In many cases I incorporated adaptive level dependant, nonlinear attack and release mechanisms. Human hearing perceives large and small level changes differently, not to mention so time interval phenomenon, that can be incorporated into side chains to make them more transparent to human listeners.

The bad news is there is no way a single number could characterize attack or release for all, let alone most, such cases using nonlinear sidechain tricks.  I put numbers on some compressor controls because the market expected numbers, but when I could I just labelled controls with fast and slow ends.

JR

PS: There is merit is quantifying some side chains for comparison between builds, but be very certain to use identical stimulus signals for such measurements.  I built a custom tone burst box with zero crossing synchronization and multiple adjustments to properly exercise side chains when designing circuits using them.
 
Here's the standard electrical RC-time-constant thing:

https://en.wikipedia.org/wiki/RC_time_constant

And as said, compressors (or "good sounding" compressors) don't follow the ideal exponential decay of a capacitor discharging through a resistor, but the time for a 63 percent change can still be a decent measure that you put on the front panel for different attack/release settings.

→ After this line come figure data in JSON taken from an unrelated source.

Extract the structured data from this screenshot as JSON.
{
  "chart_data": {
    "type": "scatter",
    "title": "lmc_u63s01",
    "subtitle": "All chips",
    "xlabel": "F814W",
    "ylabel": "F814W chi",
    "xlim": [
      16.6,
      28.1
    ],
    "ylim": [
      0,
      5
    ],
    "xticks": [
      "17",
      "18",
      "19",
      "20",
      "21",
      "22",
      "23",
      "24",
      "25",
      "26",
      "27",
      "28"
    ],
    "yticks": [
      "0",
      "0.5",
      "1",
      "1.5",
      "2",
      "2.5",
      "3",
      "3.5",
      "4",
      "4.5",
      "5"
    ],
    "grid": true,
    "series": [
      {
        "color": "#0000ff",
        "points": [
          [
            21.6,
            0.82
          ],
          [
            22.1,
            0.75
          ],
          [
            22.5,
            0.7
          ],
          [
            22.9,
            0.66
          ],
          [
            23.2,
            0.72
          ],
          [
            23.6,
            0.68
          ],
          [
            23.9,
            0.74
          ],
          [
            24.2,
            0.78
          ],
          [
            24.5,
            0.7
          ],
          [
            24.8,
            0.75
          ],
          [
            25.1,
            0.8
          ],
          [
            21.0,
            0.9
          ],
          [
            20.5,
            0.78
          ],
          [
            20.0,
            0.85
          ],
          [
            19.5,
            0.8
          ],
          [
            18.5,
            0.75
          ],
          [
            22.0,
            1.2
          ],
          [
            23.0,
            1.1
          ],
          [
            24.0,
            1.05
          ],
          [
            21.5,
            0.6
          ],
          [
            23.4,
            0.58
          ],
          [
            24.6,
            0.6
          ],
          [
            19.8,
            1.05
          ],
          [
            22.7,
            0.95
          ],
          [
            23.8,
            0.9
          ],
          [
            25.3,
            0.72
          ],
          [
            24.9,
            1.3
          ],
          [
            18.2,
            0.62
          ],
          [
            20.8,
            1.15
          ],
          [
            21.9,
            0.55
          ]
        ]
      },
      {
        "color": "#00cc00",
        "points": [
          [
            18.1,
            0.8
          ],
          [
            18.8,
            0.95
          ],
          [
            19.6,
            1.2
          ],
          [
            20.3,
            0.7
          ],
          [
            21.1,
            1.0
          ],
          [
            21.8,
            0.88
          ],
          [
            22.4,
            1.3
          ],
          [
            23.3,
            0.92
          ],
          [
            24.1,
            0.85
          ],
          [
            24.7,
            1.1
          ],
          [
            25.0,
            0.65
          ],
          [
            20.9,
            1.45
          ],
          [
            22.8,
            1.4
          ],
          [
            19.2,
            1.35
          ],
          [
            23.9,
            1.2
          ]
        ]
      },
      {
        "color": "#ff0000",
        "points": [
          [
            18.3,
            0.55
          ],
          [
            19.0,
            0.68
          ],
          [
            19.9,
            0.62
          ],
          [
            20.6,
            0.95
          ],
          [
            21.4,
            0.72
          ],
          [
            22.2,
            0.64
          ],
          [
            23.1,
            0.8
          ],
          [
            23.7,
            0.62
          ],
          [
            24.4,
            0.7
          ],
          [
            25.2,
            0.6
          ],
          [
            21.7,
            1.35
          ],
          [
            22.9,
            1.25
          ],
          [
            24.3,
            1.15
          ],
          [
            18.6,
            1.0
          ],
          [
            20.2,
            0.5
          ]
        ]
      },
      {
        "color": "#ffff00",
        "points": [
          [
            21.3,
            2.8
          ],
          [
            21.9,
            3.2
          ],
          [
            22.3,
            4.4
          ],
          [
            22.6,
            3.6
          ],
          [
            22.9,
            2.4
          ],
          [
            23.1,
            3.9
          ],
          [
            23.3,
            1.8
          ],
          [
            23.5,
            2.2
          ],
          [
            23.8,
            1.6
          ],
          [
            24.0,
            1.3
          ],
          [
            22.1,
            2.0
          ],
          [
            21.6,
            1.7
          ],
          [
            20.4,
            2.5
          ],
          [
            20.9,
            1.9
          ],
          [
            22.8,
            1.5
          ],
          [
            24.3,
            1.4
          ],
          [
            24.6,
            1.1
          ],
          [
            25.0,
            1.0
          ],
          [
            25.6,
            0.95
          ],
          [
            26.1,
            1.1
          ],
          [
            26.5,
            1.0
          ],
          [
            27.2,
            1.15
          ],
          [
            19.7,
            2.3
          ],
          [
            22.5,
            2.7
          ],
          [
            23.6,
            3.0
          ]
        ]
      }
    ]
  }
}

It's common to cascade several compressors, often with different attack timings as well as different compression ratios, and this could conceivably be done in the sidechain of a single compressor. Optical ("Vactrol"-based) compressors are inherently nonlinear in several ways, and thus (even) harder to measure  - several short repeated attacks and releases have different time constants than the first signal after a period of silence.

But you can measure the time constant and end up with a "number" (with a larger number meaning a longer attack or release) even though this number may be only grossly comparable between different compressors.